DIE WEITEREN VORHABEN

Ab September 1995 wird das Psychose – Seminar Düren mit dem Schwerpunkt weitergeführt, dem Erfahrungsaustausch und der Verständigung zwischen den Gruppen, die als Erfahrene, Angehörige und professionell Tätige von Psychose betroffen sind, zu dienen. Zugleich möchte sich das Seminar mit einzelnen Vorhaben stärker nach außen wenden. Zu diesem Zweck wird im Oktober 1995 ein Pressegespräch stattfinden, in der das Seminar die bisherige Arbeit und die weiteren Vorhaben vorstellt. Zudem soll diese Dokumentation der interessierten Öffentlichkeit bekannt gemacht werden.

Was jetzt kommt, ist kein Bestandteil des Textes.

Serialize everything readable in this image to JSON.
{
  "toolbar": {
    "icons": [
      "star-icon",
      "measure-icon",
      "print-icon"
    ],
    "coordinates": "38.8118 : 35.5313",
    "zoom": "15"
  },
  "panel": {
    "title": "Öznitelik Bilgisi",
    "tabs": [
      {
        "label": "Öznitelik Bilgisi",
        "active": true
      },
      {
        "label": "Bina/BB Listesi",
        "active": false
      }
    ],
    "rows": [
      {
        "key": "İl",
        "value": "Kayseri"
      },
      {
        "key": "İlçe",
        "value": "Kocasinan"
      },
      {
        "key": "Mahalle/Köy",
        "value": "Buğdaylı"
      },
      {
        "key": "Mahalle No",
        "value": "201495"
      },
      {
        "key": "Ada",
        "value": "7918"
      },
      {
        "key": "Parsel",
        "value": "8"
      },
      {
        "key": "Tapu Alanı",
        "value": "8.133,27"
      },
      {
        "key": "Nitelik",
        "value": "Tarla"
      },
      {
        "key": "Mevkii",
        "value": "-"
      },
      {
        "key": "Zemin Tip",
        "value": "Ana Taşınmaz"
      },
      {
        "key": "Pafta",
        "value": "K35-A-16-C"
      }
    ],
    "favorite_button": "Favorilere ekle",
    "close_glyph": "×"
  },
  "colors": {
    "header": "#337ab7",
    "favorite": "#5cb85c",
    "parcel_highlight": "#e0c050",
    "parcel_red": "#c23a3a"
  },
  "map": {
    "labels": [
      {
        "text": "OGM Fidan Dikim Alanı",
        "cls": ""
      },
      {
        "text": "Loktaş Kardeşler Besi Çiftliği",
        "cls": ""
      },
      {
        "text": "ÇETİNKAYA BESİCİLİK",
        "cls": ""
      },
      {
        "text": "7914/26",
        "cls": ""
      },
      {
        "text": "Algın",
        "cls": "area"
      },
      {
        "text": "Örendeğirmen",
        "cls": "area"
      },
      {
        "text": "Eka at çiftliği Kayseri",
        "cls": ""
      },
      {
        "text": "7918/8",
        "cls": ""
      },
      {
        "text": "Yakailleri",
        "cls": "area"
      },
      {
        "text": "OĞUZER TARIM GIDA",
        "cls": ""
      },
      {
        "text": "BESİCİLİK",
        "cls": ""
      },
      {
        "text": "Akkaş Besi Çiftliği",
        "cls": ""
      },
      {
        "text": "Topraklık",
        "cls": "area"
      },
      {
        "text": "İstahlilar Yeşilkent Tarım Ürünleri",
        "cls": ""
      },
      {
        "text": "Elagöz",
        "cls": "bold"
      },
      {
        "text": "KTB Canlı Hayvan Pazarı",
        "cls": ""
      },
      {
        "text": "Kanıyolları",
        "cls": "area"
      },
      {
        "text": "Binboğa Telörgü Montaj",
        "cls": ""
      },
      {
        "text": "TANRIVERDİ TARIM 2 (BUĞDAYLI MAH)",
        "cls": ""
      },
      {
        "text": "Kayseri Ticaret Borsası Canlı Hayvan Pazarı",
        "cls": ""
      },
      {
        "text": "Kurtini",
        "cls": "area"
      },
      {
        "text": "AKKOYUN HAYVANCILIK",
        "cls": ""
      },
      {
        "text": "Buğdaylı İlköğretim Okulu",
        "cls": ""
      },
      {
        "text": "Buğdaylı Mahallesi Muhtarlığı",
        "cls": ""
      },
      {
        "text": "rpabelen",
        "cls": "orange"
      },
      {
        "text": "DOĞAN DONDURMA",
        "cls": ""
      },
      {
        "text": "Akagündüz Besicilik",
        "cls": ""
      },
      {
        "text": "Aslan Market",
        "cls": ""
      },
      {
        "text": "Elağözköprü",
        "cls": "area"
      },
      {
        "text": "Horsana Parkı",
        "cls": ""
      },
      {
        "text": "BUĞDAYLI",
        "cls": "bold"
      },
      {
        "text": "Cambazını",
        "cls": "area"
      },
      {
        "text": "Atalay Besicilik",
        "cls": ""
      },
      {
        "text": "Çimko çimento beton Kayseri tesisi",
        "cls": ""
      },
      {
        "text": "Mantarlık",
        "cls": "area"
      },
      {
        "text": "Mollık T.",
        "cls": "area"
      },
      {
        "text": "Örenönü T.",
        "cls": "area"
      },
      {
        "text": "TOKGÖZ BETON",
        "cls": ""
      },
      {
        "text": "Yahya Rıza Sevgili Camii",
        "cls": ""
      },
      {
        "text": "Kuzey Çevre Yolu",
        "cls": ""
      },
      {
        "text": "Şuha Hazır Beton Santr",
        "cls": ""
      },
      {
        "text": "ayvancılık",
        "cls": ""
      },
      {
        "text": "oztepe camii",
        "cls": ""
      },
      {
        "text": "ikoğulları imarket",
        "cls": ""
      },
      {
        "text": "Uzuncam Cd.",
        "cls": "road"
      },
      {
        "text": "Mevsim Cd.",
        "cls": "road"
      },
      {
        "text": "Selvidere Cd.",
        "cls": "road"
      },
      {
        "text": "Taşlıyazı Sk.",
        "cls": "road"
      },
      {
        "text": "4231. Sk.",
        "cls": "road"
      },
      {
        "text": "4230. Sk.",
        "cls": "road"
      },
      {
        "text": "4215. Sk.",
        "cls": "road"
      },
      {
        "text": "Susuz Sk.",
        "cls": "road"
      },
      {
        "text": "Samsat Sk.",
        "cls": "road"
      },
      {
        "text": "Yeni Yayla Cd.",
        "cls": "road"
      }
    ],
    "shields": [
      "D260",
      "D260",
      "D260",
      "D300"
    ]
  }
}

Dabei ist das Psychose – Seminar Düren an Kontakten mit anderen Psychose – Seminaren oder ähnlichen Vorhaben über ihre Erfahrungen und Wirkungen für die Beteiligten, aber auch in der Öffentlichkeit interessiert.

Um stärker nach außen zu wirken und damit zugleich dem Seminar neue Anregungen zu vermitteln, ist beabsichtigt, Vertreter oder Vertreterinnen der psychosozialen Dienste in der Region zu Gesprächen in das Psychose – Seminar einzuladen. Außerdem soll versucht werden, den Kontakt und die Zusammenarbeit mit dem Landeskrankenhaus in Düren zu verstärken. Dazu soll ein Gespräch mit dem leitenden Arzt, Herrn Dr. Knauer, beitragen. Zudem soll angeregt werden, das Psychose – Seminar in einem Fortbildungsangebot der Klinik zu berücksichtigen. Die Öffentlichkeit könnte zudem durch eine Autorenlesung angesprochen werden, zu der -in Zusammenarbeit mit der Öffentlichen Bibliothek oder einer Buchhandlung- ein Autor oder eine Auttorin aus einem Buch über eigene Psychoseerfahrungen vorliest.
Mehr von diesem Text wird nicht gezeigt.